Wednesday, March 28, 2007

Video #16 - Jola Redux, Group Fogni at Just 4 You, Dakar

Second day of this fever which has kind of rendered me a bit useless during the day. Unfortunate, as my time here is short. Back to New York tomorrow night... wow wow! Despite feeling under the weather, I could not pass up the opportunity to go and hear Group Fogni last night at Just 4 You. You guessed it; group name not highlighted because I can't find any web info about them. Bummer. I'll fill in what I can.

Group Fogni seems to have a revolving cast of members as I've seen there videos on Senegalese and Gambian tv and only recognized a few of the folks playing last night from the videos. But no matter; this was the real deal. My last day in Gambia 02-03 I bought a pile of cassetes because I wanted to hear some of the high-life (westernized music). I'd been in so deep with the traditional drumming that I hadn't checked out any high-life in two months. Not so this time, as I've led something of a double life. Traditional drums by day, m'balax by night, etc. One of the cassettes I happened to pick up was by Group Fogni and they blew me away.

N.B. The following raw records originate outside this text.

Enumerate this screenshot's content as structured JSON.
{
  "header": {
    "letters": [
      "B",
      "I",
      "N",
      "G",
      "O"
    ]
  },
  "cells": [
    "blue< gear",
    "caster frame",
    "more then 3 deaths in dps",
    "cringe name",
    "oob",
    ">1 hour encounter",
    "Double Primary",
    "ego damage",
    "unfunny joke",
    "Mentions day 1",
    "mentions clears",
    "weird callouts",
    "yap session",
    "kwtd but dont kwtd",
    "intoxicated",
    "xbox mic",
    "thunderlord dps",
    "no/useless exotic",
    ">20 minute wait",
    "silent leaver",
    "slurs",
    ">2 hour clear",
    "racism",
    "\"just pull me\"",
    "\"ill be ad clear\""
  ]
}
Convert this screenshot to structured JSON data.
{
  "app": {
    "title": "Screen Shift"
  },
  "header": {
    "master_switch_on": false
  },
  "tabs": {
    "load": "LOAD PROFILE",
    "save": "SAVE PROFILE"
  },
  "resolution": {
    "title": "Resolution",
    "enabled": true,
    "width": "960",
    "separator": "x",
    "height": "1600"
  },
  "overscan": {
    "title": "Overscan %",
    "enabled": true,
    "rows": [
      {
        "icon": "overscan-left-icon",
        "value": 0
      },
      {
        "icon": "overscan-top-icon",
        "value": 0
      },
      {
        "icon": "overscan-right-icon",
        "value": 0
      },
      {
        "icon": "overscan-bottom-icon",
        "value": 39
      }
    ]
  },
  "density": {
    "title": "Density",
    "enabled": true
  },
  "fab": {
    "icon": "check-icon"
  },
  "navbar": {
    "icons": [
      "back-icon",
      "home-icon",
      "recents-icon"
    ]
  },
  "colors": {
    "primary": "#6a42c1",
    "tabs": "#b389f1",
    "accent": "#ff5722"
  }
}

They are Jolas (see previous posts for info about Jola culture), so their sources for creating high-life are different than Wolof m'balax or Mandinka/Bambara afro-manding. The drummer was killing; the patterns he played are totally different than anything else I've heard here. Its fitting that I caught these guys towards the end of my time here; they played a few weeks ago while I was in Gambia, so I'd been waiting for this day for awhile now. They did not disappoint. One critique, though, that extends beyond Group Fogni to all the high-life music I've heard these five weeks. Take it easy on the synthesizers, people! At what point did horns become unfashionable and extraneous in this part of the world? If you listen to high-life before the 80s, horns are all over these groups, usually wonderfully out-of-tune. But every band that I've heard in a month (around fifteen groups) has at least one synth, in Group fogni's case two! I can deal with synths if deployed carefully, but to a fault every example here seems to be of the reverb-drenched, island-(un)cool variety. Why folks? Perhaps because its easier to have a synth player cover three horn parts? Perhaps because people here genuinely think it sounds hipper than horns? I'm at a loss.... oh well, nonethless, enjoy Group Fogni's burning rhythms and killer vocalist/dancers!

1 comment:

Laurel said...

Just saw your blog and enjoyed reading about your time in Africa. Can't wait to catch up more in NYC.